Someday, I want to write a book.
And I want it to start something like this:
This is my story. In the melodramatic way similar to how Christian from "Moulin Rouge" records the story of his epic love with Satine, I type here the words that will soon detail the most intimate details of my beautiful disaster of a life.
Don’t stop reading – I know we’re all beautiful disasters in our own way – but bear with me. I have to let this one out. I have to let my story fly free like a bird unlocked from its cage – which is precisely how I felt when I reached adulthood …but don’t worry, I’ll get there.
...or at least I hope I will. I tend to have a billion fantastic ideas and never finish them. I’m currently procrastinating on a project I started this afternoon in order to begin the difficult task of telling you my story.
It’s a long one. A complicated one. Bear with me as I relate to you the story of a girl who has had a great life that many would kill for – but ruined it every step of the way to get to the wonderful place I am today.
I told you – it’s a beautiful disaster.
Ah yes, my beautiful disaster of a life. Is that true for all of us? Or is it just me?
I wrote the above excerpt as a rough sketch of what I want a future book's introduction to sound like -- but really it details something more. Something deeper.
What are we living for? Is it money, fame, children, careers, selves, spouses, traveling, God or something else? What are we really living for? Why are we here, and why do we insist on making a spectacular disaster of ourselves?
I wish I had answers to those questions. I wish this article could be one that could explain it all away and bring you satisfaction, security and peace.
But I can't bring you those things.
Stop.
Right now.
Tell yourself what you are living for.
Me? I am always aiming for that next step.
When I was in homeschooled, I dreamed of going to "real school" and making friends.
When I was in high school, I could not wait to get out of the house and go to university.
Freshman year of university, I could not wait to have a boyfriend.
Now that I am in university I can't wait to advance with my dream career.
Now that I have a boyfriend I can't wait to "start life" with him.
I could go on and on and on, but it really all boils down to that.

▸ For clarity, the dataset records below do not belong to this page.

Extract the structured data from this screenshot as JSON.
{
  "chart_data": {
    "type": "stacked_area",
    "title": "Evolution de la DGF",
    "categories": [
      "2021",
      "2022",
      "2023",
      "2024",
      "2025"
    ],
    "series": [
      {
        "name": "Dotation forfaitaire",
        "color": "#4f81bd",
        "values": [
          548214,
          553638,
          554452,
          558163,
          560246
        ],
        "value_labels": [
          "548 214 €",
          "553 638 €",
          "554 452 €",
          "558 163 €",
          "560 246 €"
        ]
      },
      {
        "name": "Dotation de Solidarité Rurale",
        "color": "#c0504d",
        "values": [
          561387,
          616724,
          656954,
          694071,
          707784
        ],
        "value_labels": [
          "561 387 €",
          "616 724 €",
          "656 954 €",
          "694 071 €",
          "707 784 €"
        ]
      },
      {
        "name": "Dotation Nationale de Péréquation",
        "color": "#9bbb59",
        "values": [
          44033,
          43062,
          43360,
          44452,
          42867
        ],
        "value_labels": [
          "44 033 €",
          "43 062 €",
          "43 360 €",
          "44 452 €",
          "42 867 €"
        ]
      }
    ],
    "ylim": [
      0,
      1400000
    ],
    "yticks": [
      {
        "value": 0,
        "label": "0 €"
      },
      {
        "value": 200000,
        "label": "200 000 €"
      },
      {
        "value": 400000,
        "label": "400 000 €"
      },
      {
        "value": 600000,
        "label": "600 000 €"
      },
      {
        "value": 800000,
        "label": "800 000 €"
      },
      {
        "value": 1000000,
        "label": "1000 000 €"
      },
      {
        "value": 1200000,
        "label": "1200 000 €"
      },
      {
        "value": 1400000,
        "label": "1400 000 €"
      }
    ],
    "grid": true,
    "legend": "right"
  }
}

We don't "start life" only when we leave our parents' homes or start our own careers or settle down and get married or have kids.
We start living the very instant breath enters our lungs! We "start life" every single day with every decision we make.
So what decisions will you make? What are you living for? How do you want to look back on your life when you are old, grey and wrinkly?
Do you want to be wondering where you missed the train of actually "starting life"? Or do you want to be reveling in the beautiful memories you have from age 8 to 80?
For me, I want the latter. My boyfriend recently told me something that blew my mind a little bit. "I don't see life in chunks anymore," he said. "I don't see my time [abroad] as a chunk of my life. I see it as the natural flow. It's all kind of blended together."
This blew me away. For so long, I have separated my life into stages -- and really, society pushes us to do this.
Once you're five or six you can start going to school. Once you are in middle school you can start wearing makeup. Once you are sixteen or so you can start dating. Once you graduate you can go to college. Once you are eighteen you are an adult. Once you are twenty-one you can drink. Once you are twenty-five you are a "real" adult. Once you are married you can have children. Once you are sixty-five you can retire. Once you are old you will die.
We chop things up into little sections and stages and call it our life, waiting for that next door to open, when in reality life is all around you in the seemingly unopened doors. Life really should be a flow of ever continuous choices and asking ourselves what we are living for. Life doesn't start at the beginning of one of these chunks.
Because let me tell you -- some kids don't go to school until 10 or older or not at all. Some people get pregnant at age fourteen and some at forty-four. Some go to college at age twelve and some at sixty-two. Some start drinking a decade before the legal drinking age. Some people have children before they are married. Some people, like athletes, retire at 25. Some kids grow up at lightning speed because circumstance requires it. People die at all ages.
None of those things are wrong per se. Life is just really unpredictable.
I can't offer you security or peace. Only you can find that within yourself and within what you believe.
But believe me when I tell you -- don't wait for your life to start, because life is messy and it's unplanned and it will take you in directions you never imagined in your wildest dreams.
Go on adventures, have beautiful children, travel the world, fall in love, appreciate your family, get married or don't get married, pursue your career, color outside the lines, never stop dreaming and never believe that you can't start life right now -- because guess what, you've already started life. And if you keep waiting for the next thing, you just might miss this beautiful disaster that we call life.